Sang: “Part of Your World” from The Little Mermaid.
Why do you want to win?
Audrey Hepburn said you should use one hand to help yourself and the other hand to help others.
I’ve heard in Africa they really need education there. I can help if I have the title.
Why the Little Mermaid song?
She’s trying to get out of the sea to be a person. That’s me. I want to grow from a little girl to a young lady.
What’s your favorite Hepburn movie?
[Long pause] I’m not really sure.
Irene Noh, 20, Fort Lee, N.J.; student at the Rhode Island School of Design; born in U.S.
Sang: And belly- and jazz-danced to a dance remix of “Hava Nee,” a Korean song.

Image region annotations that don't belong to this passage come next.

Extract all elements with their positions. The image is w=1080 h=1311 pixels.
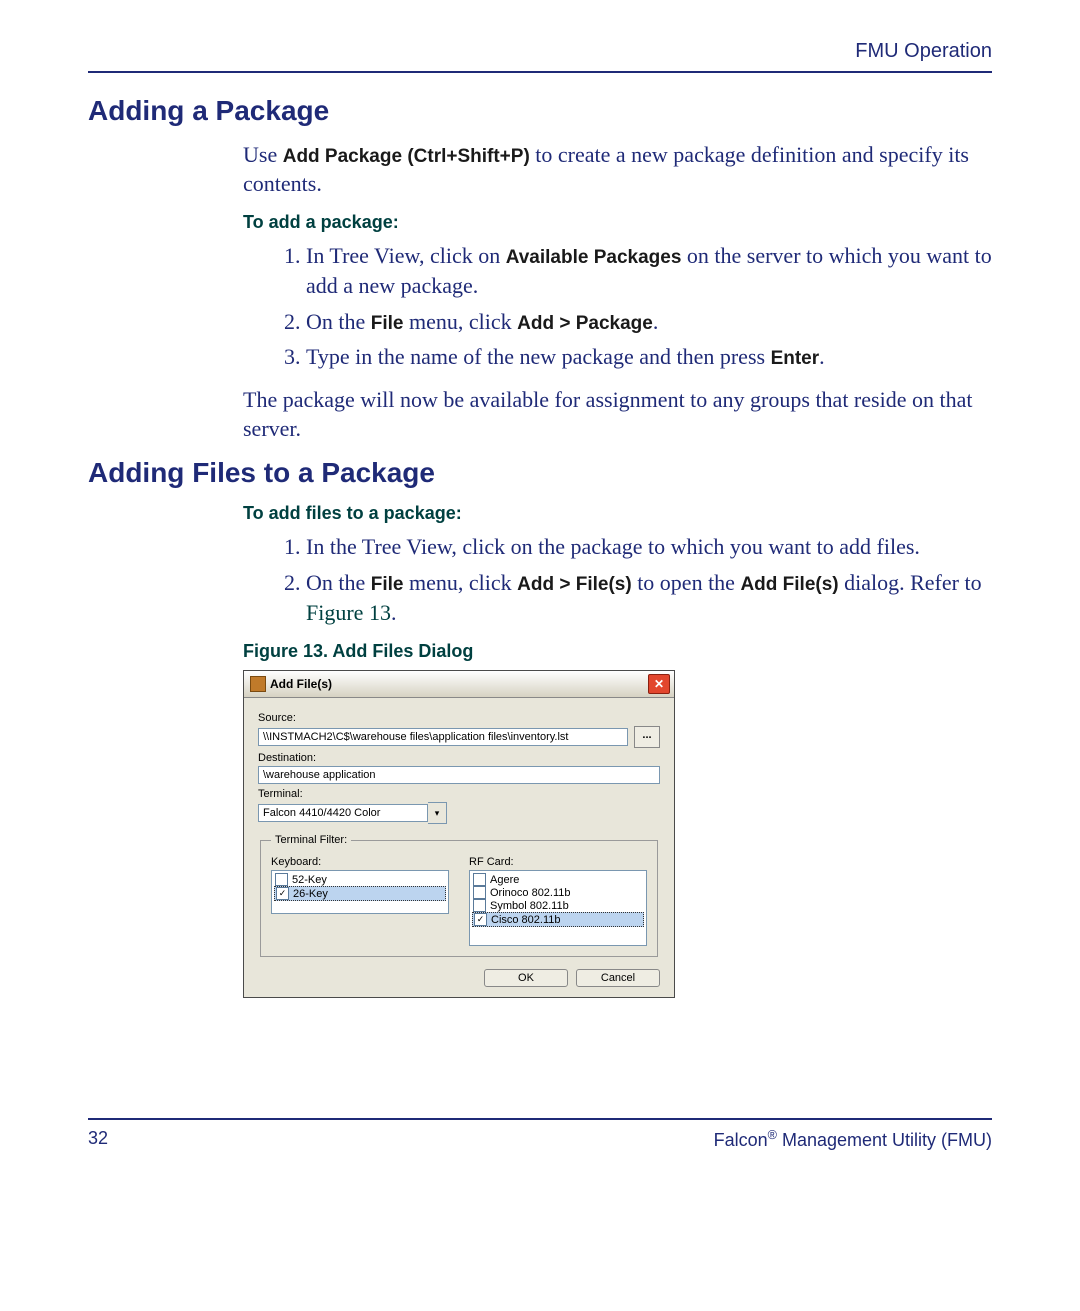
ui-term: File xyxy=(371,574,404,595)
text: Management Utility (FMU) xyxy=(777,1130,992,1150)
page-footer: 32 Falcon® Management Utility (FMU) xyxy=(88,1118,992,1151)
text: Use xyxy=(243,142,283,167)
cancel-button[interactable]: Cancel xyxy=(576,969,660,987)
browse-button[interactable]: ... xyxy=(634,726,660,748)
source-label: Source: xyxy=(258,712,660,724)
text: In Tree View, click on xyxy=(306,243,506,268)
text: On the xyxy=(306,570,371,595)
keyboard-label: Keyboard: xyxy=(271,856,449,868)
keyboard-listbox[interactable]: 52-Key✓ 26-Key xyxy=(271,870,449,914)
terminal-label: Terminal: xyxy=(258,788,660,800)
procedure-heading-add-package: To add a package: xyxy=(243,212,992,233)
text: to open the xyxy=(632,570,741,595)
chevron-down-icon: ▾ xyxy=(435,808,440,819)
figure-caption: Figure 13. Add Files Dialog xyxy=(243,641,992,662)
checkbox-icon[interactable]: ✓ xyxy=(276,887,289,900)
dialog-app-icon xyxy=(250,676,266,692)
text: Type in the name of the new package and … xyxy=(306,344,771,369)
terminal-filter-group: Terminal Filter: Keyboard: 52-Key✓26-Key… xyxy=(260,834,658,957)
ui-term: Add File(s) xyxy=(740,574,838,595)
steps-list: In the Tree View, click on the package t… xyxy=(266,532,992,627)
list-item[interactable]: ✓ 26-Key xyxy=(274,886,446,901)
text: Falcon xyxy=(714,1130,768,1150)
checkbox-icon[interactable] xyxy=(473,899,486,912)
text: . xyxy=(653,309,659,334)
section-title-adding-files: Adding Files to a Package xyxy=(88,457,992,489)
procedure-heading-add-files: To add files to a package: xyxy=(243,503,992,524)
step-item: In Tree View, click on Available Package… xyxy=(306,241,992,300)
list-item[interactable]: Orinoco 802.11b xyxy=(472,886,644,899)
list-item-label: 52-Key xyxy=(292,874,327,886)
list-item[interactable]: ✓ Cisco 802.11b xyxy=(472,912,644,927)
list-item[interactable]: 52-Key xyxy=(274,873,446,886)
list-item[interactable]: Agere xyxy=(472,873,644,886)
text: . xyxy=(391,600,397,625)
step-item: Type in the name of the new package and … xyxy=(306,342,992,372)
destination-input[interactable] xyxy=(258,766,660,784)
header-section-label: FMU Operation xyxy=(88,40,992,63)
ui-term-add-package: Add Package (Ctrl+Shift+P) xyxy=(283,146,530,167)
step-item: In the Tree View, click on the package t… xyxy=(306,532,992,562)
text: menu, click xyxy=(404,309,518,334)
list-item-label: 26-Key xyxy=(293,888,328,900)
product-name: Falcon® Management Utility (FMU) xyxy=(714,1128,992,1151)
close-icon: ✕ xyxy=(654,677,664,691)
ok-button[interactable]: OK xyxy=(484,969,568,987)
section-title-adding-package: Adding a Package xyxy=(88,95,992,127)
rfcard-listbox[interactable]: AgereOrinoco 802.11bSymbol 802.11b✓ Cisco… xyxy=(469,870,647,946)
list-item-label: Symbol 802.11b xyxy=(490,900,569,912)
terminal-filter-legend: Terminal Filter: xyxy=(271,834,351,846)
source-input[interactable] xyxy=(258,728,628,746)
page-number: 32 xyxy=(88,1128,108,1151)
list-item[interactable]: Symbol 802.11b xyxy=(472,899,644,912)
text: dialog. Refer to xyxy=(839,570,982,595)
step-item: On the File menu, click Add > Package. xyxy=(306,307,992,337)
checkbox-icon[interactable] xyxy=(275,873,288,886)
ui-term: Add > File(s) xyxy=(517,574,632,595)
checkbox-icon[interactable]: ✓ xyxy=(474,913,487,926)
step-item: On the File menu, click Add > File(s) to… xyxy=(306,568,992,627)
close-button[interactable]: ✕ xyxy=(648,674,670,694)
ui-term: Available Packages xyxy=(506,247,682,268)
list-item-label: Agere xyxy=(490,874,519,886)
figure-reference: Figure 13 xyxy=(306,600,391,625)
destination-label: Destination: xyxy=(258,752,660,764)
terminal-dropdown-button[interactable]: ▾ xyxy=(428,802,447,824)
steps-list: In Tree View, click on Available Package… xyxy=(266,241,992,372)
ui-term: Enter xyxy=(771,348,820,369)
ui-term: Add > Package xyxy=(517,313,653,334)
dialog-title: Add File(s) xyxy=(270,677,332,691)
list-item-label: Cisco 802.11b xyxy=(491,914,561,926)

You want to be an architect. What are you doing in a beauty pageant?
It’s an outlet for expressing myself.
Ever been to Korea?
I went to study in Seoul. They’re more conservative there. It’s not polite to speak on the subway or talk on your cell phone too loudly.
Naomi “Nina” Kim, 19, Scarsdale, N.Y.; aspiring model
born in U.S.
Hip-hop danced to: “Crowded,” by Jeanni Ortega & Papoose.
Why are you doing this?
To represent the Korean race. I want to be the first Korean supermodel.
What’s Korea like?
People are still very—I don’t want to say closed-minded. But they won’t make out at the movies.
What about you?
I’m very American, but I have a lot of Korean values. I respect my elders. This is my Auntie Gina, by the way.
Do you think she’ll win? Gina: Yes, I do. She’s the most glamorous and well-balanced.